Military hackers and coders at Cyber Command, based at Fort Meade, Md., have developed an array of malware that could be used to sabotage the militants’ propaganda and recruitment capabilities, said U.S. officials who spoke on the condition of anonymity because they were not authorized to speak publicly about internal discussions.
But closing off the extremists’ communications faces resistance from the FBI and intelligence officials. They warn that too sweeping an effort to constrict Internet, social media and cellphone access in Syria and Iraq would shut a critical window into the militants’ locations, leadership and intentions.
Moreover, a shutdown of communication nodes could affect humanitarian aid organizations, opposition groups, U.S.-backed rebels and others caught up in the Syrian civil war. A virus could spread to computers outside the country.
Defense Secretary Ashton Carter will meet with his cybercommanders this week at the Pentagon to examine options, including jamming and viruses, that could be used to target the Sunni Muslim group’s communications, according to the officials.
The White House directed senior Pentagon officials to prepare options for a stepped-up cyberoffensive after evidence indicated that the husband-and-wife shooters who killed 14 people in San Bernardino, Calif., on Dec. 2 had become self-radicalized on the Internet and had pledged fealty to ISIL on Facebook, the officials said.
Those in the White House “want to see options” for cyberattacks, said one official. “That doesn’t mean they are all in play. It just means they want to look at what ways we can pressure” ISIL.
For now, the White House is leaning toward more targeted cyberattacks when intelligence can pinpoint specific phones, computers or other digital devices used by the Web-savvy militants.
“If you do see something that is in service of an active operation, you may want to take some action to disrupt that operation,” Ben Rhodes, the deputy national security adviser, said in an interview.
But U.S. cybercapabilities apparently have limits. On Dec. 9, Rep. Michael McCaul, R-Texas, House Homeland Security Committee chairman, said ISIL hackers “have developed an encrypted app and can communicate anywhere in the world from an iPhone without any ability for us to pick up those communications.”
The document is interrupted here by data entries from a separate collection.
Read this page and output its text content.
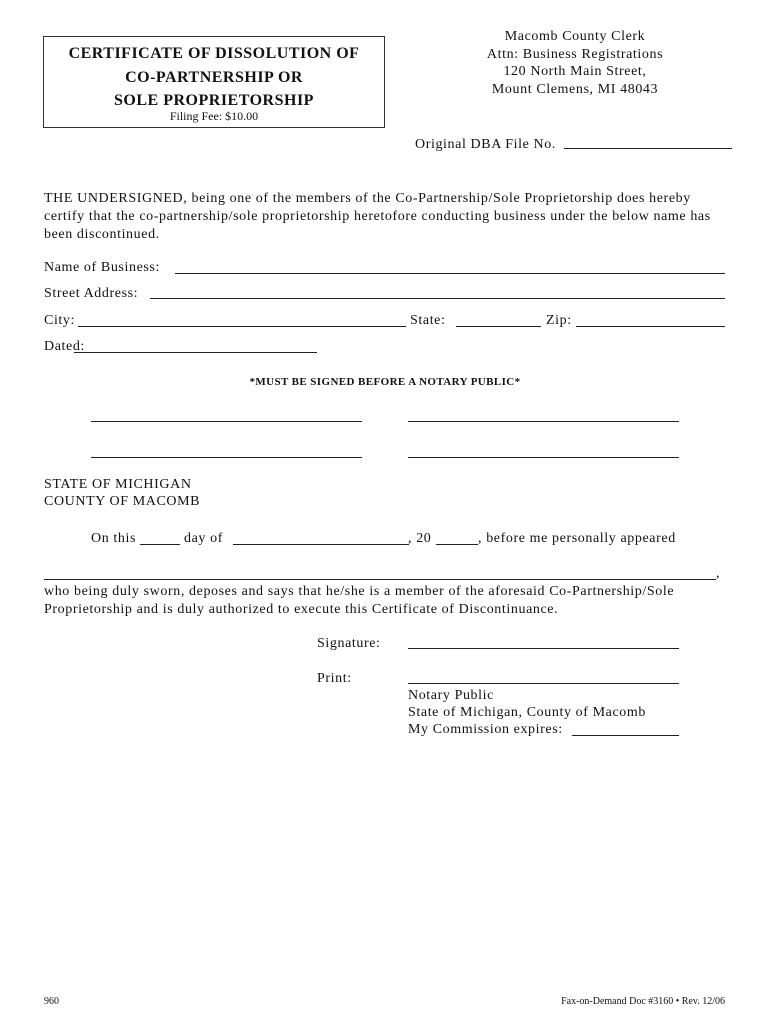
CERTIFICATE OF DISSOLUTION OF
CO-PARTNERSHIP OR
SOLE PROPRIETORSHIP
Filing Fee: $10.00
Macomb County Clerk
Attn: Business Registrations
120 North Main Street,
Mount Clemens, MI 48043
Original DBA File No.
THE UNDERSIGNED, being one of the members of the Co-Partnership/Sole Proprietorship does hereby certify that the co-partnership/sole proprietorship heretofore conducting business under the below name has been discontinued.
Name of Business:
Street Address:
City:	State:	Zip:
Dated:
*MUST BE SIGNED BEFORE A NOTARY PUBLIC*
STATE OF MICHIGAN
COUNTY OF MACOMB
On this	day of	, 20	, before me personally appeared
,
who being duly sworn, deposes and says that he/she is a member of the aforesaid Co-Partnership/Sole Proprietorship and is duly authorized to execute this Certificate of Discontinuance.
Signature:
Print:
Notary Public
State of Michigan, County of Macomb
My Commission expires:
960	Fax-on-Demand Doc #3160 • Rev. 12/06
The issue has erupted in the 2016 presidential campaign. In response to a question at the Republican candidates’ debate Tuesday, front-runner Donald Trump sparked a heated exchange when he said he was “open to closing [the Internet in] areas where we are at war with somebody.”
U.S. officials long have criticized China, Cuba, North Korea and other authoritarian states for limiting or barring public access to the Internet and social media.
Cyber Command, responsible for U.S. offensive operations in cyberspace, has targeted some networks and social media accounts since President Obama authorized airstrikes and other operations against ISIL in August 2014, officials said.
But some Pentagon officials privately argue more can be done. They say computer viruses, so-called Trojan horse attachments, denial of service attacks and other digital assaults should be used to take down ISIL communications.
Experts warn that a blackout probably wouldn’t last — and could backfire. The militants could send messages and videos via flash drives, satellite phones or other devices or platforms. Encryption, already widely used by militants, would make tracking them more difficult.
“The more we go after them and take them down, the more we push them into secure areas online,” said Jeff Bardin, a computer security consultant and former Air Force linguist who reads Arabic and tracks radical Islamic groups online.
After Twitter began shutting ISIL accounts in 2014, for example, the group encouraged its operatives and followers to use such encrypted social apps as Telegram, or to use stronger privacy settings.
Trying to chase and close the volume of traffic on social media may be impossible.